Prabhudas Lilladher's research report on Endurance Technologies
We increase our estimates by 1-2% over the forecast period and upgrade our rating from “HOLD” to “ACCUMULATE” given the recent correction in stock price. ENDU’s consolidated revenue for Q1FY25 grew by 15.3% YoY, in line with consensus estimates, but marginally lower than PLe. EBITDA grew by 16.4% YoY, while margin remained flat at 13.2%, mainly due to higher other expenses in proportion to sales. Subdued performance on the operational front was offset by 2x growth in other income, which led PAT to increase by 24.7% over last year.
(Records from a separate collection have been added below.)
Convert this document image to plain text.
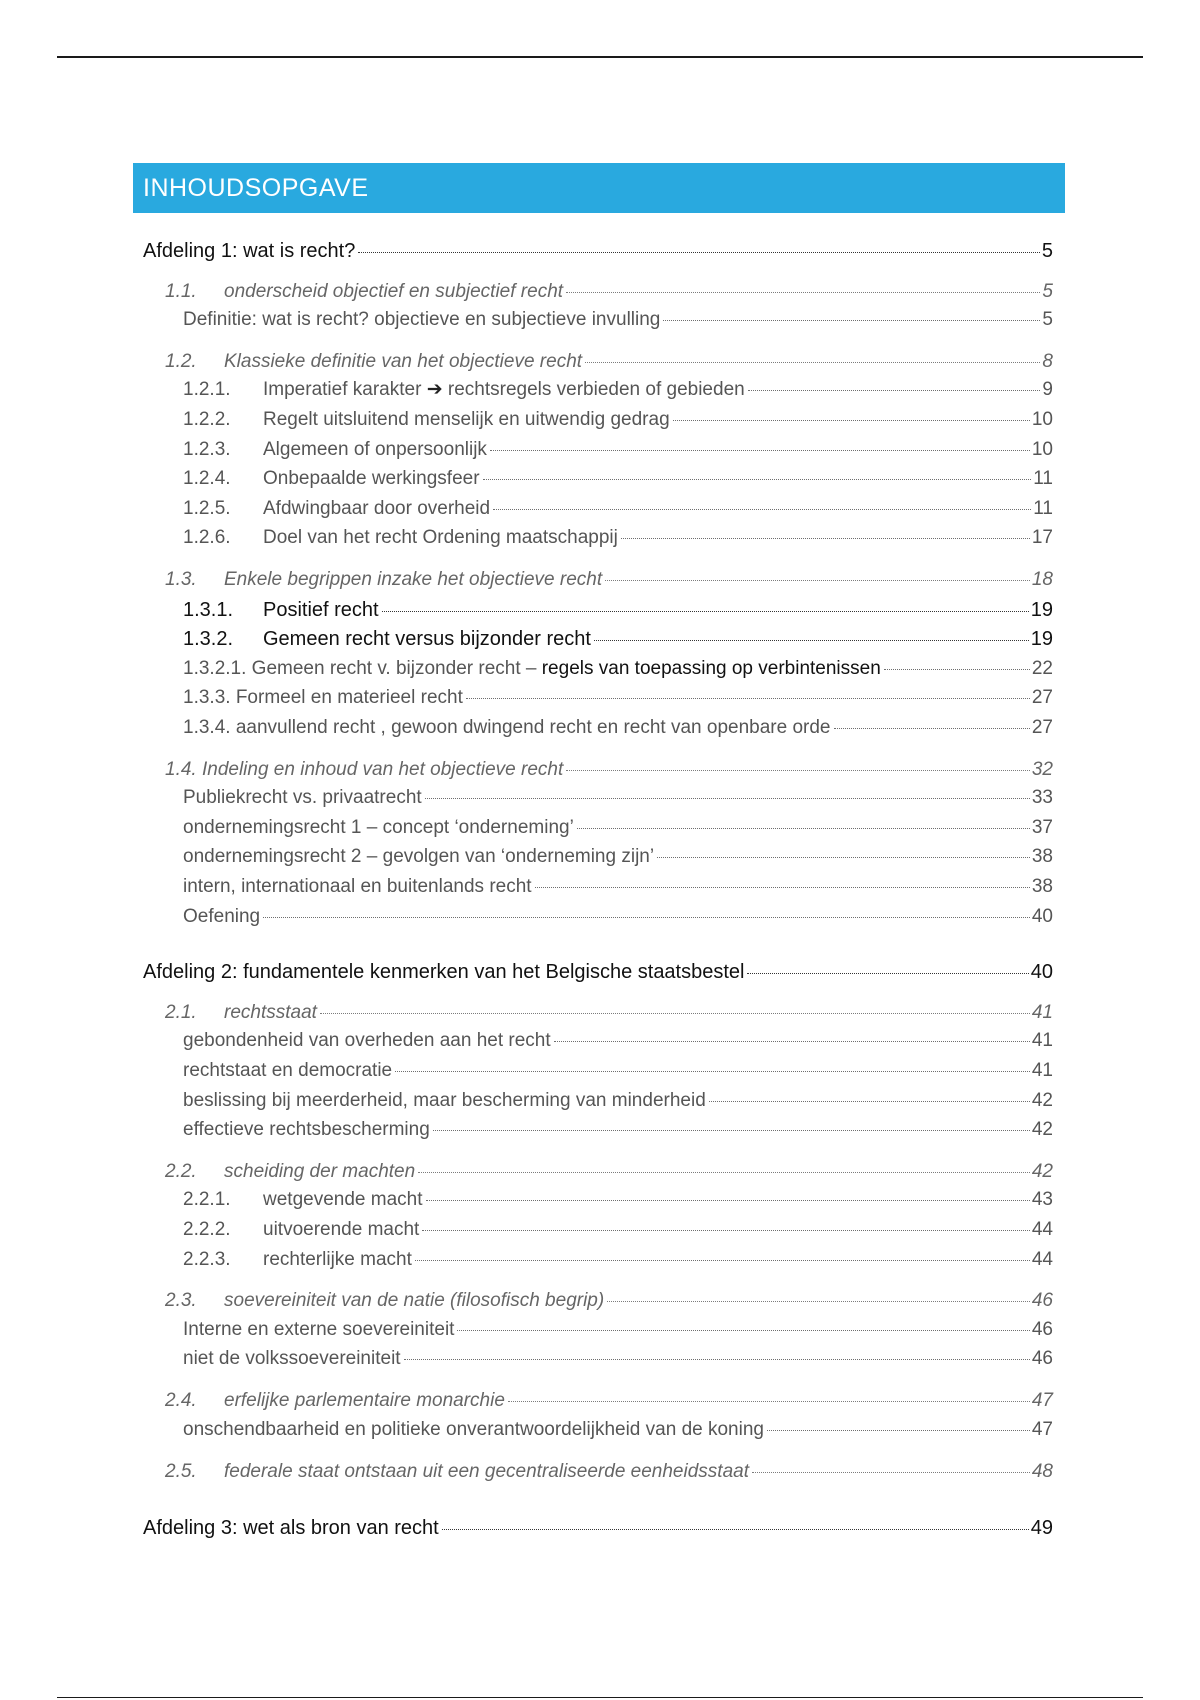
INHOUDSOPGAVE
Afdeling 1: wat is recht?	5
1.1.	onderscheid objectief en subjectief recht	5
Definitie: wat is recht? objectieve en subjectieve invulling	5
1.2.	Klassieke definitie van het objectieve recht	8
1.2.1.	Imperatief karakter ➔ rechtsregels verbieden of gebieden	9
1.2.2.	Regelt uitsluitend menselijk en uitwendig gedrag	10
1.2.3.	Algemeen of onpersoonlijk	10
1.2.4.	Onbepaalde werkingsfeer	11
1.2.5.	Afdwingbaar door overheid	11
1.2.6.	Doel van het recht Ordening maatschappij	17
1.3.	Enkele begrippen inzake het objectieve recht	18
1.3.1.	Positief recht	19
1.3.2.	Gemeen recht versus bijzonder recht	19
1.3.2.1. Gemeen recht v. bijzonder recht – regels van toepassing op verbintenissen	22
1.3.3. Formeel en materieel recht	27
1.3.4. aanvullend recht , gewoon dwingend recht en recht van openbare orde	27
1.4. Indeling en inhoud van het objectieve recht	32
Publiekrecht vs. privaatrecht	33
ondernemingsrecht 1 – concept ‘onderneming’	37
ondernemingsrecht 2 – gevolgen van ‘onderneming zijn’	38
intern, internationaal en buitenlands recht	38
Oefening	40
Afdeling 2: fundamentele kenmerken van het Belgische staatsbestel	40
2.1.	rechtsstaat	41
gebondenheid van overheden aan het recht	41
rechtstaat en democratie	41
beslissing bij meerderheid, maar bescherming van minderheid	42
effectieve rechtsbescherming	42
2.2.	scheiding der machten	42
2.2.1.	wetgevende macht	43
2.2.2.	uitvoerende macht	44
2.2.3.	rechterlijke macht	44
2.3.	soevereiniteit van de natie (filosofisch begrip)	46
Interne en externe soevereiniteit	46
niet de volkssoevereiniteit	46
2.4.	erfelijke parlementaire monarchie	47
onschendbaarheid en politieke onverantwoordelijkheid van de koning	47
2.5.	federale staat ontstaan uit een gecentraliseerde eenheidsstaat	48
Afdeling 3: wet als bron van recht	49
With a healthy order book, RFQs across business divisions and diversification, the management remains optimistic on its growth prospects. ENDU shall witness steady growth on the back of 1) a healthy order book with addition of new customers, 2) volume and revenue growth led by double-digit growth in 2W industry, 3) focus on increasing sales of after-market products, 4) expansion of its product portfolio, especially in premium segment, which could result in diversification benefits.
Outlook
Factoring this, we estimate its revenue/EBITDA/EPS to grow at a CAGR of 21%/29%/39% over FY24-26E and assign ‘ACCUMULATE’ with a TP of Rs2,696 (earlier Rs2,664), valuing it at 29x on its FY26E EPS.